A new type of compound with antibiotic capabilities has been identified with the help of a novel machine learning approach. The newly identified type of antibiotics, discovered from among more than 100 million molecules, has even one that can work against a range of bacteria like tuberculosis and previously deemed untreatable bacteria.
According to the Termeer Professor of Medical Engineering and Science in MIT’s Institute for Medical Engineering and Science (IMES) and Department of Biological Engineering, James Collins, the team wanted to develop a platform which would help harness the potential of artificial intelligence in regards with antibiotic drug discovery.
He explained, “Our approach revealed this amazing molecule which is arguably one of the more powerful antibiotics that has been discovered.”
The new antibiotic compound called halicin is the first discovered with artificial intelligence. Artificial intelligence or AI refers to the simulation of human intelligence in machines. In this process, machines are programmed to think like humans and mimic their actions. These machines can solve complex problems and calculation within minutes which are otherwise impossible to perform so quickly.
Previously, AI has been used to aid the antibiotic discovery process but this is the first time that it has been used to come up with a new kind of antibiotic from scratch.
Collins and his team screened nearly 107 million molecular structures in a database called ZINC15. From there they narrowed focus to 23 molecules. Further physical tests narrowed it to 8 molecules with antibacterial activity. From there two were identified that were strong enough to defeat a broad range of pathogens. These two could even fight off antibiotic-resistant strains of E.coli as well.
E.coli is a commonly found bacteria in the gut which is usually harmless. However, some of these cause diseases by producing Shiga toxin. Centers for Disease Control and Prevention (CDC) estimates that 265,000 Shiga toxin-producing E. coli (STEC) infections occur each year in the United States.

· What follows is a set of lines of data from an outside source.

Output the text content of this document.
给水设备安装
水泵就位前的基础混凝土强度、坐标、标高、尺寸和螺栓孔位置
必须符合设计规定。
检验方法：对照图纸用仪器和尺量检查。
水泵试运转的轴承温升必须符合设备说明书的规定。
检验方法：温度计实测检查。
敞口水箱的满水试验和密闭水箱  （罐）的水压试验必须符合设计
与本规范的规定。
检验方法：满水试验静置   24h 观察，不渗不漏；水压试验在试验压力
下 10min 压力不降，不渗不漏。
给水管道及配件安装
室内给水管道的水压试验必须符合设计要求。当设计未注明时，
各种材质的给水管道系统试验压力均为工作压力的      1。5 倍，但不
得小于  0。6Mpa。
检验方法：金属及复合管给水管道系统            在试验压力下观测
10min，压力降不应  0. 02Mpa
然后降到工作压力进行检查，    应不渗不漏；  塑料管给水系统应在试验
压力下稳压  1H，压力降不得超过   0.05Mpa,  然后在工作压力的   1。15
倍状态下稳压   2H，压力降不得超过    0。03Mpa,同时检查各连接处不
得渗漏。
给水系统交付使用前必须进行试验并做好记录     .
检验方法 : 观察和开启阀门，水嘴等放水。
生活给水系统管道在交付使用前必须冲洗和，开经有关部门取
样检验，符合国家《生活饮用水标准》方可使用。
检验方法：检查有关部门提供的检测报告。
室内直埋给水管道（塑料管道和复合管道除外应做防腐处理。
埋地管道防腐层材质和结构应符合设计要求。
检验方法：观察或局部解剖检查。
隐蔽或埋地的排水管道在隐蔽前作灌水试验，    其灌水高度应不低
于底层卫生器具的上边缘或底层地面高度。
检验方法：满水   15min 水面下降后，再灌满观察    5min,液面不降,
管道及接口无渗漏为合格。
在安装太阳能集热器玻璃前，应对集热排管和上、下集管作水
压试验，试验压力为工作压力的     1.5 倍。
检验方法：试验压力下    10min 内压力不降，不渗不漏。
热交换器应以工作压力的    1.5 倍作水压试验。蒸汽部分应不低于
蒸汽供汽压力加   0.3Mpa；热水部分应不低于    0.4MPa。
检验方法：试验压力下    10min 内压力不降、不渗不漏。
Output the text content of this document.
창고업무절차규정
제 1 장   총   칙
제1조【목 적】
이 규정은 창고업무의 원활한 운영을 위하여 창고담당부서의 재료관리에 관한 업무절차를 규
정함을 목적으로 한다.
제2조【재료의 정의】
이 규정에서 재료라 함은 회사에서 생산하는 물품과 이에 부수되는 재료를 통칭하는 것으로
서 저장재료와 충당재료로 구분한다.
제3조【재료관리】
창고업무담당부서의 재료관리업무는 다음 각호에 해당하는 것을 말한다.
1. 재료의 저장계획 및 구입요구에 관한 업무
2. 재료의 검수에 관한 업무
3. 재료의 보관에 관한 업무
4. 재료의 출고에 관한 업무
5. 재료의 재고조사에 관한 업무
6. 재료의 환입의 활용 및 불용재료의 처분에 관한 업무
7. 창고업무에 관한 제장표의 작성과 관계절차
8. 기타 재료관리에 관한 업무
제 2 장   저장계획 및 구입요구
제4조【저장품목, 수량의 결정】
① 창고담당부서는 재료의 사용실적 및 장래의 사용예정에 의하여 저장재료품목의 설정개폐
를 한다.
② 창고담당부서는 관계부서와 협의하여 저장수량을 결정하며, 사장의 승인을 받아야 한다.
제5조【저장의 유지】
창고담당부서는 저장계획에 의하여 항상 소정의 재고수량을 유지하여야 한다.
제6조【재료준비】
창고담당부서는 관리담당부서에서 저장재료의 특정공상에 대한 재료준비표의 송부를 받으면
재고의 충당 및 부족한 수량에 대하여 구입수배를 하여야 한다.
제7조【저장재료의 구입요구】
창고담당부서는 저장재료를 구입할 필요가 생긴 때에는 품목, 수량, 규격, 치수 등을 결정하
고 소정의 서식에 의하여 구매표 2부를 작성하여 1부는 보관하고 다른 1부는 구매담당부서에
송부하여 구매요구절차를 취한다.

The research was funded by the Abdul Latif Jameel Clinic for Machine Learning in Health, the Defense Threat Reduction Agency, the Broad Institute, the DARPA Make-It Program, the Canadian Institutes of Health Research, the Canadian Foundation for Innovation, the Canada Research Chairs Program, the Banting Fellowships Program, the Human Frontier Science Program, the Pershing Square Foundation, the Swiss National Science Foundation, a National Institutes of Health Early Investigator Award, the National Science Foundation Graduate Research Fellowship Program, and a gift from Anita and Josh Bekenstein.

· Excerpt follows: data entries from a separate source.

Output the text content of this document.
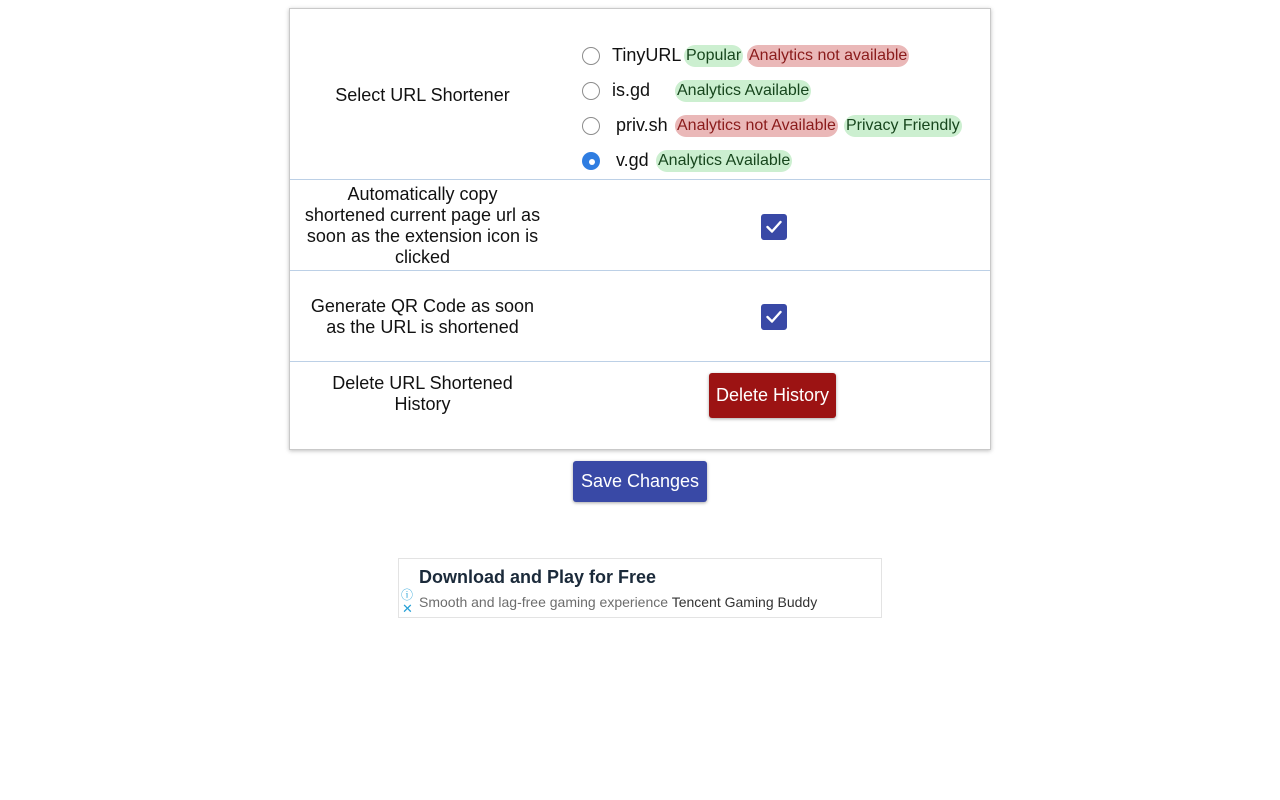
Select URL Shortener
TinyURL Popular Analytics not available
is.gd Analytics Available
priv.sh Analytics not Available Privacy Friendly
v.gd Analytics Available
Automatically copy
shortened current page url as
soon as the extension icon is
clicked
Generate QR Code as soon
as the URL is shortened
Delete URL Shortened
History	Delete History
Save Changes
Download and Play for Free
Smooth and lag-free gaming experience Tencent Gaming Buddy
ⓘ
✕
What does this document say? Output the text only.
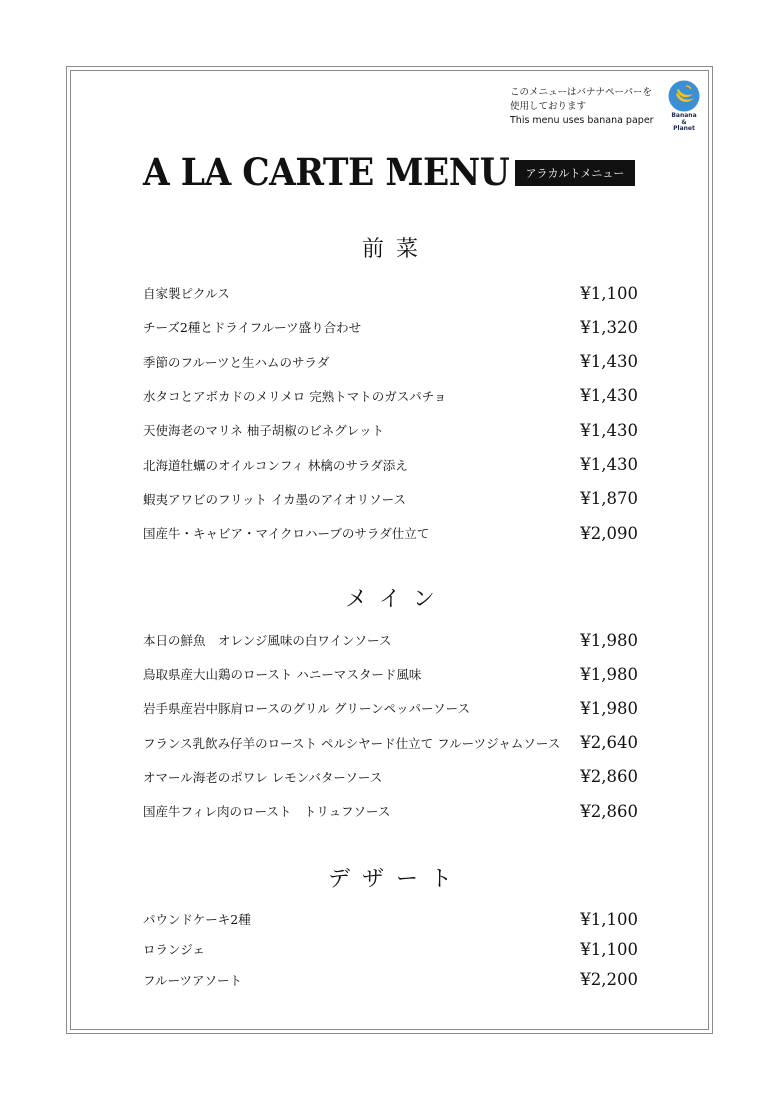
このメニューはバナナペーパーを
使用しております
This menu uses banana paper	Banana
&
Planet
A LA CARTE MENU	アラカルトメニュー
前菜
自家製ピクルス	¥1,100
チーズ2種とドライフルーツ盛り合わせ	¥1,320
季節のフルーツと生ハムのサラダ	¥1,430
水タコとアボカドのメリメロ 完熟トマトのガスパチョ	¥1,430
天使海老のマリネ 柚子胡椒のビネグレット	¥1,430
北海道牡蠣のオイルコンフィ 林檎のサラダ添え	¥1,430
蝦夷アワビのフリット イカ墨のアイオリソース	¥1,870
国産牛・キャビア・マイクロハーブのサラダ仕立て	¥2,090
メイン
本日の鮮魚　オレンジ風味の白ワインソース	¥1,980
鳥取県産大山鶏のロースト ハニーマスタード風味	¥1,980
岩手県産岩中豚肩ロースのグリル グリーンペッパーソース	¥1,980
フランス乳飲み仔羊のロースト ペルシヤード仕立て フルーツジャムソース ¥2,640
オマール海老のポワレ レモンバターソース	¥2,860
国産牛フィレ肉のロースト　トリュフソース	¥2,860
デザート
パウンドケーキ2種	¥1,100
ロランジェ	¥1,100
フルーツアソート	¥2,200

Usually antibiotics work by interrupting the activities of bacteria like blocking the enzymes involved in DNA repair, protein synthesis or cell-wall biosynthesis. But halicin works by disrupting the flow of protons across a cell membrane. The antibiotic also showed very low toxicity and was robust against resistance.
Antibiotic resistance happens when bacteria evolves itself in response to medicines. When these bacteria, which have become resistant to antibiotic, infect humans, it becomes next to impossible to treat the disease caused by them with antibiotic which was previously used.

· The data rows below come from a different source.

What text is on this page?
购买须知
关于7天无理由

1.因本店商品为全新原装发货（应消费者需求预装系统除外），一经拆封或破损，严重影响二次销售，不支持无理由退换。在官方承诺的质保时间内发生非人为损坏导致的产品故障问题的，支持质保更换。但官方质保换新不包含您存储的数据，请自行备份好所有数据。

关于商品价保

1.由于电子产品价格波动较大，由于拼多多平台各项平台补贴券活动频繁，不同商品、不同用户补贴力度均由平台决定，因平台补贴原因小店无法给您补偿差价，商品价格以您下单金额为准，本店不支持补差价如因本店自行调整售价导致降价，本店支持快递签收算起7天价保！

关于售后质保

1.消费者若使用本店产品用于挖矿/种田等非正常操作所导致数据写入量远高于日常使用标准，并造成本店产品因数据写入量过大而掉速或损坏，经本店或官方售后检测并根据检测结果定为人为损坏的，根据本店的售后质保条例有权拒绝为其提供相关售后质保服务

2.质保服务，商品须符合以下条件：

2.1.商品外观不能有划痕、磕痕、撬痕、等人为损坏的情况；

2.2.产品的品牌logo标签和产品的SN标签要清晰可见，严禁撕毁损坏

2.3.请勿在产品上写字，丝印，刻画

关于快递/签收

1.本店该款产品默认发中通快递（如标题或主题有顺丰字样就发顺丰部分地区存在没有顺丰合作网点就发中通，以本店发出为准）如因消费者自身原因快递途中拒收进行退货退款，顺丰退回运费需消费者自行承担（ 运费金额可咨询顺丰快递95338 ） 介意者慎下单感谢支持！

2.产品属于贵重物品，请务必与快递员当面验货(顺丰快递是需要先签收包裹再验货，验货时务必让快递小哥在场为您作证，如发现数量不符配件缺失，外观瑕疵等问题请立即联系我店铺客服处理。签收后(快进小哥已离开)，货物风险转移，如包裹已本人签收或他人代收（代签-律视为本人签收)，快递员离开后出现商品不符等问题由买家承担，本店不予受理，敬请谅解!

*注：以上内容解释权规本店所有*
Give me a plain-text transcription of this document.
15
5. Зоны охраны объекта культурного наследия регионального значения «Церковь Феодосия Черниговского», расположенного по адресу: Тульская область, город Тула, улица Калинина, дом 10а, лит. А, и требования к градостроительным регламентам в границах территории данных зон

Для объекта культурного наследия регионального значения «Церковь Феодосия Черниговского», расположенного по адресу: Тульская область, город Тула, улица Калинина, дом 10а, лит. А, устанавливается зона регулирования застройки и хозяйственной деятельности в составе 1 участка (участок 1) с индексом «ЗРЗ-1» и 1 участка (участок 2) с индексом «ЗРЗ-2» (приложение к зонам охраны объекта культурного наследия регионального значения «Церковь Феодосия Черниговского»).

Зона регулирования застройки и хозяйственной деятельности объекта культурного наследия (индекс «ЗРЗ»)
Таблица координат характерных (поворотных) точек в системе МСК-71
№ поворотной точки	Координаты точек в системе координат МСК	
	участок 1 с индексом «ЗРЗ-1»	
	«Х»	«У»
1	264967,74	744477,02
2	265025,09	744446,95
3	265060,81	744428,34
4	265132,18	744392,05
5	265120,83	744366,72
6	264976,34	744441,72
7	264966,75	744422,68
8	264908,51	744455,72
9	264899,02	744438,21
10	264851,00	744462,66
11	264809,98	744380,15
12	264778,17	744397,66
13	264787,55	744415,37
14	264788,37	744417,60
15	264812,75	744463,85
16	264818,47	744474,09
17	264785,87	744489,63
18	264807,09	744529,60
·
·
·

In experiments the resistance usually arise within a day or two, but this did not happen with halicin. Collins said, “Even after 30 days of such testing we didn’t see any resistance against halicin.” This is good news for the scientists working on the subject because currently antibiotic resistance is one of the biggest threats to global health, food security and development today.
Infections such as tuberculosis, pneumonia, gonorrhea and salmonellosis are becoming increasingly harder to treat as antibiotics used against them are becoming less effective. Antibiotic resistance leads to longer hospital stays, higher medical costs and increased death rates.
The computer model used for screening is designed to pick out antibiotic sequences that are the most effective way of killing bacteria. The researchers are planning to use this model for further study to find new antibiotics and optimize the ones that already exist.